La nuit était venue, et une de ces nuits, douces et sereines, qui, dans le beau climat de l’Andalousie, succèdent presque toujours à la chaleur d’un jour d’été. Le ciel, ce pavillon si majestueux, était d’une pureté admirable, et brillait d’une quantité innombrable d’étoiles. La lune jetait une lumière solennelle sur les immenses palais et les hautes tourelles de Grenade, et colorait les bosquets de citronniers des jardins de Don Alonzo d’une lueur chaste et argentée ; tandis qu’elle se reflétait en longs rayons sur le lac paisible, ou en perles brillantes sur l’eau limpide qui tombait en cascade dans des bassins de marbre.

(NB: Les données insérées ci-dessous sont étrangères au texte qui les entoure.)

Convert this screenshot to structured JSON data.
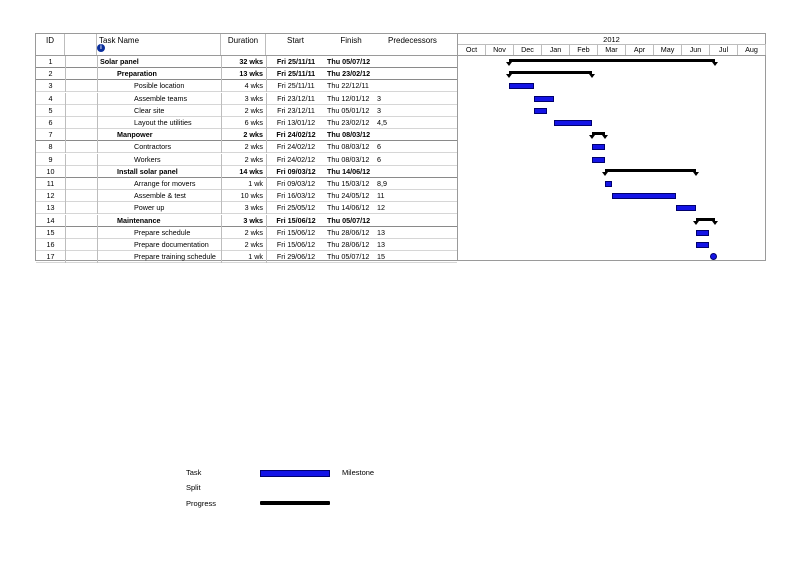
{
  "table": {
    "headers": {
      "id": "ID",
      "task_name": "Task Name",
      "duration": "Duration",
      "start": "Start",
      "finish": "Finish",
      "predecessors": "Predecessors"
    },
    "rows": [
      {
        "id": "1",
        "name": "Solar panel",
        "duration": "32 wks",
        "start": "Fri 25/11/11",
        "finish": "Thu 05/07/12",
        "pred": "",
        "summary": true,
        "indent": 0
      },
      {
        "id": "2",
        "name": "Preparation",
        "duration": "13 wks",
        "start": "Fri 25/11/11",
        "finish": "Thu 23/02/12",
        "pred": "",
        "summary": true,
        "indent": 1
      },
      {
        "id": "3",
        "name": "Posible location",
        "duration": "4 wks",
        "start": "Fri 25/11/11",
        "finish": "Thu 22/12/11",
        "pred": "",
        "summary": false,
        "indent": 2
      },
      {
        "id": "4",
        "name": "Assemble teams",
        "duration": "3 wks",
        "start": "Fri 23/12/11",
        "finish": "Thu 12/01/12",
        "pred": "3",
        "summary": false,
        "indent": 2
      },
      {
        "id": "5",
        "name": "Clear site",
        "duration": "2 wks",
        "start": "Fri 23/12/11",
        "finish": "Thu 05/01/12",
        "pred": "3",
        "summary": false,
        "indent": 2
      },
      {
        "id": "6",
        "name": "Layout the utilities",
        "duration": "6 wks",
        "start": "Fri 13/01/12",
        "finish": "Thu 23/02/12",
        "pred": "4,5",
        "summary": false,
        "indent": 2
      },
      {
        "id": "7",
        "name": "Manpower",
        "duration": "2 wks",
        "start": "Fri 24/02/12",
        "finish": "Thu 08/03/12",
        "pred": "",
        "summary": true,
        "indent": 1
      },
      {
        "id": "8",
        "name": "Contractors",
        "duration": "2 wks",
        "start": "Fri 24/02/12",
        "finish": "Thu 08/03/12",
        "pred": "6",
        "summary": false,
        "indent": 2
      },
      {
        "id": "9",
        "name": "Workers",
        "duration": "2 wks",
        "start": "Fri 24/02/12",
        "finish": "Thu 08/03/12",
        "pred": "6",
        "summary": false,
        "indent": 2
      },
      {
        "id": "10",
        "name": "Install solar panel",
        "duration": "14 wks",
        "start": "Fri 09/03/12",
        "finish": "Thu 14/06/12",
        "pred": "",
        "summary": true,
        "indent": 1
      },
      {
        "id": "11",
        "name": "Arrange for movers",
        "duration": "1 wk",
        "start": "Fri 09/03/12",
        "finish": "Thu 15/03/12",
        "pred": "8,9",
        "summary": false,
        "indent": 2
      },
      {
        "id": "12",
        "name": "Assemble & test",
        "duration": "10 wks",
        "start": "Fri 16/03/12",
        "finish": "Thu 24/05/12",
        "pred": "11",
        "summary": false,
        "indent": 2
      },
      {
        "id": "13",
        "name": "Power up",
        "duration": "3 wks",
        "start": "Fri 25/05/12",
        "finish": "Thu 14/06/12",
        "pred": "12",
        "summary": false,
        "indent": 2
      },
      {
        "id": "14",
        "name": "Maintenance",
        "duration": "3 wks",
        "start": "Fri 15/06/12",
        "finish": "Thu 05/07/12",
        "pred": "",
        "summary": true,
        "indent": 1
      },
      {
        "id": "15",
        "name": "Prepare schedule",
        "duration": "2 wks",
        "start": "Fri 15/06/12",
        "finish": "Thu 28/06/12",
        "pred": "13",
        "summary": false,
        "indent": 2
      },
      {
        "id": "16",
        "name": "Prepare documentation",
        "duration": "2 wks",
        "start": "Fri 15/06/12",
        "finish": "Thu 28/06/12",
        "pred": "13",
        "summary": false,
        "indent": 2
      },
      {
        "id": "17",
        "name": "Prepare training schedule",
        "duration": "1 wk",
        "start": "Fri 29/06/12",
        "finish": "Thu 05/07/12",
        "pred": "15",
        "summary": false,
        "indent": 2
      }
    ]
  },
  "timescale": {
    "year": "2012",
    "months": [
      "Oct",
      "Nov",
      "Dec",
      "Jan",
      "Feb",
      "Mar",
      "Apr",
      "May",
      "Jun",
      "Jul",
      "Aug"
    ]
  },
  "legend": {
    "task": "Task",
    "split": "Split",
    "progress": "Progress",
    "milestone": "Milestone"
  },
  "colors": {
    "task_bar": "#1414e6",
    "summary_bar": "#000000"
  },
  "icons": {
    "indicator_header": "info-icon"
  }
}
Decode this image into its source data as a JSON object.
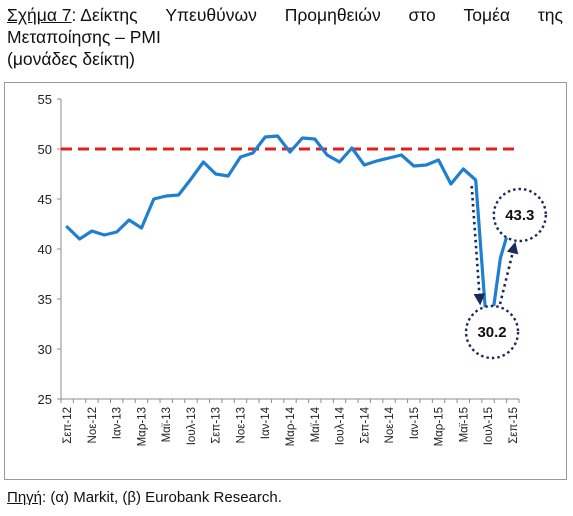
{
  "title": {
    "label": "Σχήμα 7",
    "words_line1": [
      ": Δείκτης",
      "Υπευθύνων",
      "Προμηθειών",
      "στο",
      "Τομέα",
      "της"
    ],
    "line2": "Μεταποίησης – PMI",
    "line3": "(μονάδες δείκτη)"
  },
  "source": {
    "label": "Πηγή",
    "text": ": (α) Markit, (β) Eurobank Research."
  },
  "colors": {
    "series": "#1f7fd0",
    "reference": "#e02020",
    "arrow": "#1a2a5a"
  },
  "chart_data": {
    "type": "line",
    "ylim": [
      25,
      55
    ],
    "yticks": [
      25,
      30,
      35,
      40,
      45,
      50,
      55
    ],
    "grid": false,
    "x_tick_labels": [
      "Σεπ-12",
      "Νοε-12",
      "Ιαν-13",
      "Μαρ-13",
      "Μαϊ-13",
      "Ιουλ-13",
      "Σεπ-13",
      "Νοε-13",
      "Ιαν-14",
      "Μαρ-14",
      "Μαϊ-14",
      "Ιουλ-14",
      "Σεπ-14",
      "Νοε-14",
      "Ιαν-15",
      "Μαρ-15",
      "Μαϊ-15",
      "Ιουλ-15",
      "Σεπ-15"
    ],
    "reference_line": 50,
    "series": [
      {
        "values": [
          42.2,
          41.0,
          41.8,
          41.4,
          41.7,
          42.9,
          42.1,
          45.0,
          45.3,
          45.4,
          47.0,
          48.7,
          47.5,
          47.3,
          49.2,
          49.6,
          51.2,
          51.3,
          49.7,
          51.1,
          51.0,
          49.4,
          48.7,
          50.1,
          48.4,
          48.8,
          49.1,
          49.4,
          48.3,
          48.4,
          48.9,
          46.5,
          48.0,
          46.9,
          30.2,
          39.1,
          43.3
        ]
      }
    ],
    "annotations": [
      {
        "text": "30.2"
      },
      {
        "text": "43.3"
      }
    ]
  }
}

Que ce calme est beau et imposant ! C’est dans un tel moment que l’imagination fatiguée peut comprendre quel doit être le doux repos d’un esprit surnaturel. Mais, écoutez ! Ce parfait silence vient d’être interrompu par un léger bruit ; c’est celui d’une fenêtre moresque : elle s’ouvre, et une femme s’y avance ; elle est plongée dans la contemplation ; ses yeux sont fixes, tous ses traits sont immobiles ; elle appuie son front d’albâtre sur sa main, et regarde, avec la distraction d’un esprit préoccupé, les eaux qui coulent au-dessous d’elle. Elle semble plongée dans le ravissement par ce calme, et renaître à une nouvelle vie au milieu des ombres mystérieuses qui l’entourent : assise à cette fenêtre solitaire, enveloppée par l’obscurité, on la prendrait, à la blancheur de sa figure, pour une statue animée.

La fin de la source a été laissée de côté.